About The Book

About The Book

A Psychologist’s Memoir

‘A Psychologist’s Memoir: What I Wish I Would Have Known Before I Knew It’ traces one woman’s life across decades of loving, losing, and helping others while abandoning herself. The story begins in rural New Brunswick on November 7, 1972, when ten year old Joan’s twin brother, Joe, is accidentally shot while playing Cowboys and Enemies with their cousin. In the shock that follows, Joan’s child mind reaches for control: if she is perfect, busy, and useful, no one she loves will disappear again.

That hidden bargain propels her through adolescence, into early relationships built with escape routes, and onward to graduate school at the University of New Brunswick, where she commits to psychology as a way to heal others from the abandonment she never processed.
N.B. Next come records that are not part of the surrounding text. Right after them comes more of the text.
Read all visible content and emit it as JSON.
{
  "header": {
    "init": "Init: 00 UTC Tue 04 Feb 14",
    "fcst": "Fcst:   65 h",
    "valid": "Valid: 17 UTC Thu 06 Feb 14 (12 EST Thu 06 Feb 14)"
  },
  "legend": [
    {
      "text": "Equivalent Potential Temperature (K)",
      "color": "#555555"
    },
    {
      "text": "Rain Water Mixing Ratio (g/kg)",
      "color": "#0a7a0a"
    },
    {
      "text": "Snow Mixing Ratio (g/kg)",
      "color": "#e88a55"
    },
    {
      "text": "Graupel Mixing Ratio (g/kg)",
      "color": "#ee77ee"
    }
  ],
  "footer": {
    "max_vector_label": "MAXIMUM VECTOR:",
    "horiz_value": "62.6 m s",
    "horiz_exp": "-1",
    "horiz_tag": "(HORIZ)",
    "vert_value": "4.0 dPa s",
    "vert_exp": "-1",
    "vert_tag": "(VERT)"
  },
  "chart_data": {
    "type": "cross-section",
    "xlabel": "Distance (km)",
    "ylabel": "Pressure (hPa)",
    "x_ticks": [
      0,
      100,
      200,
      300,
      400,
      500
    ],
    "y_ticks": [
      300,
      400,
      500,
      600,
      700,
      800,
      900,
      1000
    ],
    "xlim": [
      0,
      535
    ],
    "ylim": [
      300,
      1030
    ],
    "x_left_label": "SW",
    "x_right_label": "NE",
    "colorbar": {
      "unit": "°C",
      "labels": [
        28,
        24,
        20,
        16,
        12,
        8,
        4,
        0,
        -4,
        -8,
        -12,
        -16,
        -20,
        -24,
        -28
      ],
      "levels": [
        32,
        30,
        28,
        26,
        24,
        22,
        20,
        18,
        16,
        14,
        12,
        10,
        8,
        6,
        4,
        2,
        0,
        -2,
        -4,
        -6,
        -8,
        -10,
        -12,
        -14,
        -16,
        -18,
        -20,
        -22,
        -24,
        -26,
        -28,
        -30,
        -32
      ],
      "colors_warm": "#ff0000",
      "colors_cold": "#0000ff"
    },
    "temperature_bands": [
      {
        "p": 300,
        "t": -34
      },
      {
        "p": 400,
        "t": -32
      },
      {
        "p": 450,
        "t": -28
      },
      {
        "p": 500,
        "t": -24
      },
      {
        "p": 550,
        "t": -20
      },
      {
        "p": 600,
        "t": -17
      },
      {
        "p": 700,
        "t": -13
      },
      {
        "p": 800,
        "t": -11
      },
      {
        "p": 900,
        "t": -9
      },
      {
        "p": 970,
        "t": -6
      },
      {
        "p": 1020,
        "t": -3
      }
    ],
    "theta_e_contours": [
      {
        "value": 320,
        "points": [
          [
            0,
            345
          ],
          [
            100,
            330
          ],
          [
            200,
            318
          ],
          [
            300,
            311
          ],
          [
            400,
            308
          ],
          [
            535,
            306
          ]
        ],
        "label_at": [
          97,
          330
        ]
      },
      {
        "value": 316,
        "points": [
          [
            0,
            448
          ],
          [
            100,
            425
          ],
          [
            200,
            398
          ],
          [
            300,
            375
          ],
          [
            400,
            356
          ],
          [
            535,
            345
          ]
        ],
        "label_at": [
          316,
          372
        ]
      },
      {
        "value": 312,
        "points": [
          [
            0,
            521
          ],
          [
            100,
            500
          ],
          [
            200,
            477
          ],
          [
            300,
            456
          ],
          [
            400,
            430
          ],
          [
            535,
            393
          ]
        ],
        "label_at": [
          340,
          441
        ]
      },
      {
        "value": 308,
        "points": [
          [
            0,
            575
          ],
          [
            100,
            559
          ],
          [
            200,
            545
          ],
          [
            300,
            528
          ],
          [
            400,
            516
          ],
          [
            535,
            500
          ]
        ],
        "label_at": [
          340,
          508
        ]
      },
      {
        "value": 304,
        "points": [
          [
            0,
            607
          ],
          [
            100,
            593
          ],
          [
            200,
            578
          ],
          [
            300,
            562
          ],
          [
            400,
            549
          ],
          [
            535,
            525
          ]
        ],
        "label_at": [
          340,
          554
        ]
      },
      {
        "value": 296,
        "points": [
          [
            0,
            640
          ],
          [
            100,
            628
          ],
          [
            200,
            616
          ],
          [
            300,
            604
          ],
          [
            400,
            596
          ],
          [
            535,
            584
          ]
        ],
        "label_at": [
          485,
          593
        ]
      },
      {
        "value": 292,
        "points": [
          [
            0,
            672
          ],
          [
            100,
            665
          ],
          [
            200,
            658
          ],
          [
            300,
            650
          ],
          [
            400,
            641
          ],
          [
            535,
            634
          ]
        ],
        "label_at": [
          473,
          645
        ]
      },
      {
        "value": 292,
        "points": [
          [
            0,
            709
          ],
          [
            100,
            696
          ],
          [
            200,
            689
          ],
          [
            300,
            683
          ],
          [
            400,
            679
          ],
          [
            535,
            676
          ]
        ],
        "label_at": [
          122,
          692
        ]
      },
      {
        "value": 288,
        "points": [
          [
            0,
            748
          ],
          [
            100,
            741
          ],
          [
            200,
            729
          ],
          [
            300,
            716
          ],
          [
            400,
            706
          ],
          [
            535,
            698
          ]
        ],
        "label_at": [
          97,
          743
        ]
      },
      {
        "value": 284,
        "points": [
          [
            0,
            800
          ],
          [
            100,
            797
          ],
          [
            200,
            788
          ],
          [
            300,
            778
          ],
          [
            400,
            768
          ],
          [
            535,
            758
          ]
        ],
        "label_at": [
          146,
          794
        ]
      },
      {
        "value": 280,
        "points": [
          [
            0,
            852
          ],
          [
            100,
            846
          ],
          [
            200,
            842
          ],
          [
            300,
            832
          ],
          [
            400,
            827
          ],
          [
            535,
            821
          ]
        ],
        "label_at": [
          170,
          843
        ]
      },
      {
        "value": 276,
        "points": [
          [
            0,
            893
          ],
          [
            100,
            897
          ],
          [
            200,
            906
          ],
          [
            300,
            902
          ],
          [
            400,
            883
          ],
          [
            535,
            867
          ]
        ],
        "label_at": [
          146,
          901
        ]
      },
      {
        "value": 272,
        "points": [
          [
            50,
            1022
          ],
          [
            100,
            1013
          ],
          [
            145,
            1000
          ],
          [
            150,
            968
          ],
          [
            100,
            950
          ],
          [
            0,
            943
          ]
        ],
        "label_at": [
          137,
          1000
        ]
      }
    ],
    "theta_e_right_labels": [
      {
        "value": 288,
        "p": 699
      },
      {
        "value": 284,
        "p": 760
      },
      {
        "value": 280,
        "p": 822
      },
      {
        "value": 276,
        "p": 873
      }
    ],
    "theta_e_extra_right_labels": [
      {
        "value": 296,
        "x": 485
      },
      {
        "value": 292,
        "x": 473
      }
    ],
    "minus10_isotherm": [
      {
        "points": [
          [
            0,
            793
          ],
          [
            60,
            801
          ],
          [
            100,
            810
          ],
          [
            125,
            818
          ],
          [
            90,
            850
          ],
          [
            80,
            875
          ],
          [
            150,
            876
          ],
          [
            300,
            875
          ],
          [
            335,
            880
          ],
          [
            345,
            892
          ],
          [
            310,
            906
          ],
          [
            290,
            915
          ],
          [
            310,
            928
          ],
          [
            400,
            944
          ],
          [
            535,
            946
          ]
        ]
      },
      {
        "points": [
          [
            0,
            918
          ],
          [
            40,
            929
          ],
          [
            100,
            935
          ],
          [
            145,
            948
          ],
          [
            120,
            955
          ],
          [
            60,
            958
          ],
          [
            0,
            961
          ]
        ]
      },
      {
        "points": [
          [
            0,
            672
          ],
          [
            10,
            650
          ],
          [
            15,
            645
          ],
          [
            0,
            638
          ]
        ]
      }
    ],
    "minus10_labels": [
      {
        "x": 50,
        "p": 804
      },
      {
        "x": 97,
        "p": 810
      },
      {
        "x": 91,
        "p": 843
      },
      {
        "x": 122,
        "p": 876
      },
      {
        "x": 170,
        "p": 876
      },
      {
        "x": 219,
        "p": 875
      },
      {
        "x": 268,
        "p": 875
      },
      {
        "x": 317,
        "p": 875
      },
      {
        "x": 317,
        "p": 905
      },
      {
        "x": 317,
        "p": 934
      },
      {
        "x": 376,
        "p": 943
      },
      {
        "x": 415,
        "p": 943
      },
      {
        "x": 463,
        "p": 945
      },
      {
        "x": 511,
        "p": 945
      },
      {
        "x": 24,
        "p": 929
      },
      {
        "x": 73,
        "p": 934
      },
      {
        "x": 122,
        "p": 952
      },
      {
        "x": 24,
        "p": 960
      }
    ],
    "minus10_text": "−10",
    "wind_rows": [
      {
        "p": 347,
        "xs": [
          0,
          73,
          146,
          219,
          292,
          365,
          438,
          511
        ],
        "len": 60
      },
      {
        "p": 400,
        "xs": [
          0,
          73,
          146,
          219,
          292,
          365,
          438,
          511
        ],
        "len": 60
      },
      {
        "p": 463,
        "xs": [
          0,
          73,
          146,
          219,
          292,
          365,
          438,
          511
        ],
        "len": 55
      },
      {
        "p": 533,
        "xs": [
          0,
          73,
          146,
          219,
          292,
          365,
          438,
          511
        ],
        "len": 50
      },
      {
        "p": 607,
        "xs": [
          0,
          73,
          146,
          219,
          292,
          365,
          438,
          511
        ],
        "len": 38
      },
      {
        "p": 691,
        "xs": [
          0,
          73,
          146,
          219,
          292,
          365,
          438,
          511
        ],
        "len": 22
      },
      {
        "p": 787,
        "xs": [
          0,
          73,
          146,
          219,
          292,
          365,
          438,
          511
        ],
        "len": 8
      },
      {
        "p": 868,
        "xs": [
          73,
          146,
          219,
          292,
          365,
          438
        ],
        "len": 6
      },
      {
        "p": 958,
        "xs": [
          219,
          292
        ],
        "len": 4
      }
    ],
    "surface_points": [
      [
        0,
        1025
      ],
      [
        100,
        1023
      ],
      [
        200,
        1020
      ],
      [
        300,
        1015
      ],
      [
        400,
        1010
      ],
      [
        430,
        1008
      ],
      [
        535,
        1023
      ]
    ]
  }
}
Chapter by chapter, readers watch Joan build an empire: opening clinics, treating incarcerated teens and veterans with PTSD, mastering biofeedback, EMDR, bioenergetics, and attachment focused work, while the ten year old part of her that still whispers “Where is Joe?” quietly runs the show. The defenses that make her a brilliant clinician blind her to ethical gray zones, overwork, and boundary strains that eventually lead to a complaint, a hearing, license suspension, and the collapse of her second marriage.

The memoir offers helping professionals and anyone who has ever over functioned to avoid feeling a roadmap for transforming ego defenses into authentic, present moment living. Joan’s journey demonstrates that healing is possible when we finally stop running from our pain and begin identifying the source of our symptoms rather than treating symptoms only.

Why Read It

A Psychologist’s Memoir

This is not another clinical textbook or feel good memoir that skips the hard parts. ‘A Psychologist’s Memoir’ speaks directly to helpers: therapists, coaches, pastors, nurses, leaders, and caregivers who sense that their own unhealed history might be shaping their work more than they admit.

Joan takes you behind the curtain of a successful life: empty desks, silent dinner tables, packed waiting rooms, courtrooms, cancer wards, hearing rooms, and jungle malocas in Peru. She names the defenses many of us secretly normalize: compulsive busyness, perfectionism, boundary blurring, overgiving, and the search for the next external validation.

By tracing how a ten year old’s terror grew into a sophisticated professional persona, Joan offers rare permission: to question the stories that built your career, to grieve what you had to lose to survive, and to imagine a different way forward. Using the same interview process she now employs in her consulting work, Joan helps readers uncover core beliefs and unconscious needs that create less than optimal patterns. Readers will come away understanding how trauma lives in the body, how ego protects and sabotages, and how choosing love over fear can transform both practice and personal life.